Lanskelir

De Taleius

La fable de Lanskelir, ou le voyage par delà le ciel

Oyez oyez braves gens, fils et fille de bonne famille, rejetons des rues, petits et grands ! Venez ouïr les actes de bravoure passés, laissez vous bercer par la fable de Lanskelir…

Du temps où les monts s'étendaient jusqu’aux cieux, où les forêts étaient encore vives, où les lacs n’étaient que plaines et les mers moins nombreuses, vivait un homme solitaire, grand amoureux de la nature, du ciel, des nuages, des animaux et de tout ce qui vivait.

Curieux et naïf, il parcourait les vallées et les marais, les déserts et les forêts, semant sur son passage les graines de la compassion et apportant sa sagesse aux populations. Partout où il passait, la nature lui souriait. Les grottes les plus sombres s’éclairaient sur son passage. Les lacs les plus froids s'adoucissaient devant ses pas. Les montagnes les plus hautes courbaient l’échine pour alléger son voyage. Les animaux les plus vils cherchaient à se racheter auprès de lui. Les êtres les plus bons pleuraient de joie de croiser sa route. Les êtres les plus mauvais expiaient leurs fautes à sa vue. La terre d’ici bas et toutes ses créatures l’aimaient tellement que le ciel en vint à le jalouser.

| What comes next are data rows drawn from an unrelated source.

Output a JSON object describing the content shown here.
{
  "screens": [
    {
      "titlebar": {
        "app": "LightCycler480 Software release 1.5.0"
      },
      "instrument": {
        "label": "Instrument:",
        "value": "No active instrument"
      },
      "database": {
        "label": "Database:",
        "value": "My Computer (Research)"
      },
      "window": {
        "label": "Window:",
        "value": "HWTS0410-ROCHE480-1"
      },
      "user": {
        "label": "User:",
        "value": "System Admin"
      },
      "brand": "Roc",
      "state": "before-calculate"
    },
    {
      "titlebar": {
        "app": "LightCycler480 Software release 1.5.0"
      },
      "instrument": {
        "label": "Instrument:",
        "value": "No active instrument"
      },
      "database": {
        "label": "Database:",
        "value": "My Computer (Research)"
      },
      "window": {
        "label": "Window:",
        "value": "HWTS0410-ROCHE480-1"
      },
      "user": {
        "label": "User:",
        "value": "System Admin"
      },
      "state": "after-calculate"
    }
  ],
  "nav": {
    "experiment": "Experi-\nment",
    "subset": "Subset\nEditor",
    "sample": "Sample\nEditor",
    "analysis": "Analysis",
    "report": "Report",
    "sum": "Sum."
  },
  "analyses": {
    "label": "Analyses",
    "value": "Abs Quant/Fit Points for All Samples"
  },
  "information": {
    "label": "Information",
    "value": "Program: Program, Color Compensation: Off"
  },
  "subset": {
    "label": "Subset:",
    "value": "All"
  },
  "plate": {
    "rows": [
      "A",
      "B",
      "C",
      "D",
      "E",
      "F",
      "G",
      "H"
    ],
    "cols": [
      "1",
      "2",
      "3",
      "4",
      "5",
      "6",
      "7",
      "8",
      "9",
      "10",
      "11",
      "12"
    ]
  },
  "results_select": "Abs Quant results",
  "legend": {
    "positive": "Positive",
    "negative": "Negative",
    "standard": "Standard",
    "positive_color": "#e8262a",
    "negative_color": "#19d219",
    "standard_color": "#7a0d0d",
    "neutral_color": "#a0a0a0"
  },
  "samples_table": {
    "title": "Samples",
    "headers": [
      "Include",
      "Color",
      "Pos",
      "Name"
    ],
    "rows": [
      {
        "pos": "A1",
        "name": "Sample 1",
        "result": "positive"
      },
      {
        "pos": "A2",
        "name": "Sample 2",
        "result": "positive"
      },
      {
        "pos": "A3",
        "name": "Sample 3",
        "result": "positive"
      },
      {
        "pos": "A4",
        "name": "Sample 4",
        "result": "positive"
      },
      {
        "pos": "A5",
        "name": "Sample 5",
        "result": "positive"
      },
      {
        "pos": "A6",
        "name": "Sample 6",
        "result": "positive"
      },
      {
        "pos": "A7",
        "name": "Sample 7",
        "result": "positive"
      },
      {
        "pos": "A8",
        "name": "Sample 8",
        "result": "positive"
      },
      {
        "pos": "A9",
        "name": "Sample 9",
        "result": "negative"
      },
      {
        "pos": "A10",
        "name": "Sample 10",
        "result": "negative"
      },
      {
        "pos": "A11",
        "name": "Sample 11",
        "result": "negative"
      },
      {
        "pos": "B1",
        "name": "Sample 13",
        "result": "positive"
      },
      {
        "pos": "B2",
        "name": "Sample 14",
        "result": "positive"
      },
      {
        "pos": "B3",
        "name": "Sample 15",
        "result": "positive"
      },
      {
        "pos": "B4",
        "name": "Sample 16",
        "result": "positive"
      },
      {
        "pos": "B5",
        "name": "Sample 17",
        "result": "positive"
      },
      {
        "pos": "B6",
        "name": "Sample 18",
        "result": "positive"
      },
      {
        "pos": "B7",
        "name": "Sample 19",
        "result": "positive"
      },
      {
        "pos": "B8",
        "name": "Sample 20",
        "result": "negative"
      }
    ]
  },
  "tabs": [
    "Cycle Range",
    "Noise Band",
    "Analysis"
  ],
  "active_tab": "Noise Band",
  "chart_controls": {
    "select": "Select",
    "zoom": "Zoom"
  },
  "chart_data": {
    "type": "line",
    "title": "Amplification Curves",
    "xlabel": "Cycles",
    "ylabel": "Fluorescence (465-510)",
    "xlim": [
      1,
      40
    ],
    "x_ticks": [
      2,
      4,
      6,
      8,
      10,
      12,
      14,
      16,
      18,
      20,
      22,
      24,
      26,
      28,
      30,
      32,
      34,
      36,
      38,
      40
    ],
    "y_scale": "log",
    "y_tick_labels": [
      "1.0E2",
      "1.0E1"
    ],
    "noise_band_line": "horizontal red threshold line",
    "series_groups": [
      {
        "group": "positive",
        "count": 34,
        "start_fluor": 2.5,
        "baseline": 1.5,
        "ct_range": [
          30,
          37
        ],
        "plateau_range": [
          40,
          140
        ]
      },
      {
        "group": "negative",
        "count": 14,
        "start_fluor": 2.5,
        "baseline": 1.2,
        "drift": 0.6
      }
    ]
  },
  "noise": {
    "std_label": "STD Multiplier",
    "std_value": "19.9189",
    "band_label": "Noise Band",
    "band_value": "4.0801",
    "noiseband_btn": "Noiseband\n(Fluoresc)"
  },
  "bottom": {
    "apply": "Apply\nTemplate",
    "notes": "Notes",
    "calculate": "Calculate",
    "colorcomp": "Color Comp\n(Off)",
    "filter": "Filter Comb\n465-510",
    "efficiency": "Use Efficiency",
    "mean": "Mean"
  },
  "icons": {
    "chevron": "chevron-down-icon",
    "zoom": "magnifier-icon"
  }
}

Un matin, alors que Lanskelir soignait une biche blessée, le ciel décida d’agir. Soufflant, mugissant haut dans les montagnes, il précipita la neige sur les flancs du plus haut des monts en direction de celui qui éclipsait sa grandeur. Mais la biche, sentant arriver le danger, prévient l’aimé des bêtes et, avec toutes les créatures des bois, ils s’abritèrent au sommet d’une colline. Il observa le ciel, lui sourit, rit et pardonna.

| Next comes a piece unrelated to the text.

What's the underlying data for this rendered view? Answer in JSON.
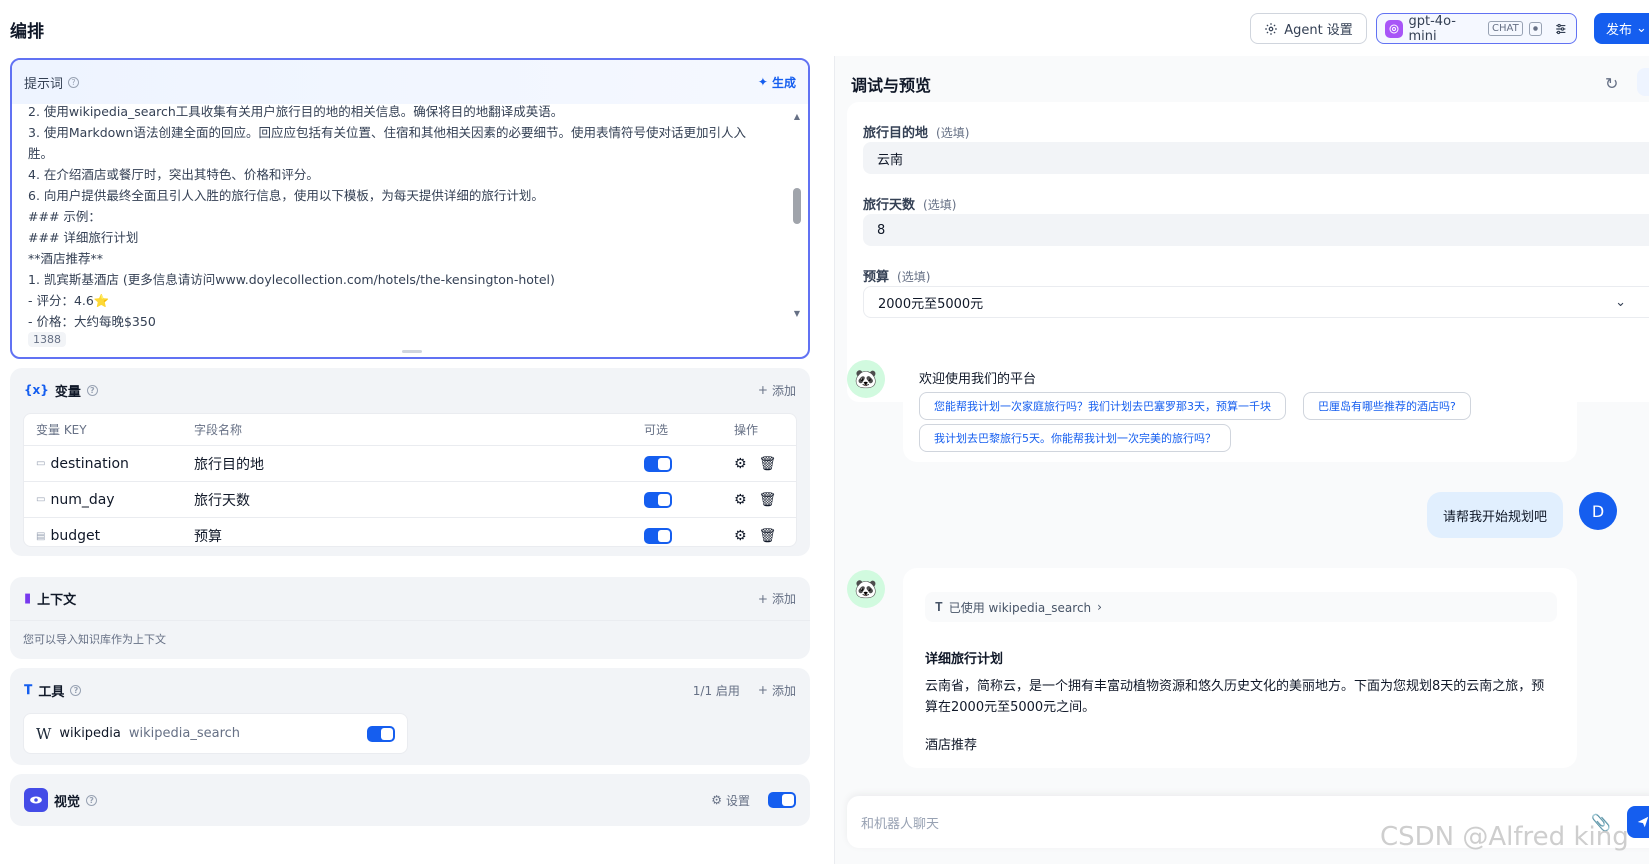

Un jour, alors que Lanskelir étanchait sa soif à un cours d’eau frais, le ciel s’approcha de lui, prêt à abattre celui qui parvenait à lui faire de l'ombre. Tournoyant, fulminant, il décrocha l’une des nombreuses étoiles du firmament et l'envoya s’écraser sur l’aimé des eaux. Mais le cours d’eau, renvoyant le reflet du danger, permit à Lanskelir d’échapper à son triste sort. Il observa le ciel, lui sourit et pardonna.

Un après-midi, alors que Lanskelir dormait sous les ramures d’un immense chêne, le ciel se pencha sur le monde, saisissant ce moment d’inattention pour faire vibrer sa colère sur celui qui faisait pâlir son éclat. Frappant de toute sa fureur, il lança sur l’aimé de la terre sa puissance. Alerté par le craquement de l’orage, le chêne étira ses branches, encaissant la fureur des cieux de tout son être. Réveillé en sursaut, Lanskelir s’en alla chercher le ruisseau et sauva l’arbre millénaire. Il observa le ciel et pardonna.

Une nuit, alors que Lanskelir était auprès d’un village pour partager ses voyages et ses histoires, le ciel s’invita au-dessus de la population qui accueillait celui qui brillait plus que lui. Se tordant, se déchirant, il fit hurler le vent, tomber la pluie, tant et si bien que les maisons furent arrachées du sol, emportant femmes, hommes et enfants. Ne restait plus que Lanskelir, retenu par la terre. La tempête passée, il observa le ciel. Mais il ne pardonna pas.

Décidé à agir, il prit la direction du nord, s’en allant chercher conseil auprès de son jeune ami à la grande sagesse, le dragon d’argent. Avec son aide, il retourna la force du ciel contre lui et se servit de sa plus grande fierté. Avec son aide, il créa pour la première fois de ses propres mains. Pour la première fois, il ne souriait pas. Pour la première fois, il tenait de quoi se défendre. Pour la première fois, il s'élevait contre autrui. Et pour la dernière fois, son cœur se ferma.

Il partit aux confins du monde, cherchant le point où le ciel et la terre s’effleuraient, où les éléments se déchainaient, où il affronterait celui qui lui voulait tant de mal. Les animaux s’écartaient sur son passage. Les ruisseaux se taisaient à l’approche de ses pas. Les montagnes tremblaient sous son poids. Les êtres s’abritaient en le voyant approcher. La terre pleurait.

Enfin, il atteint les plus hautes montagnes du monde. Par trois fois, il trouva l’endroit. Par trois fois, le ciel lui échappa. Par trois fois, le ciel se moqua. À l’aube de sa quatrième tentative, il agrippa le ciel, le tirant sur la terre dans une étreinte sauvage et impitoyable avant de s’élancer avec lui vers les confins des cieux, bien au-delà du firmament. Et depuis, le ciel ne jalouse plus celui qui l’outrepassa. Car plus jamais on ne revit Lanskelir. Et la terre pleure toujours.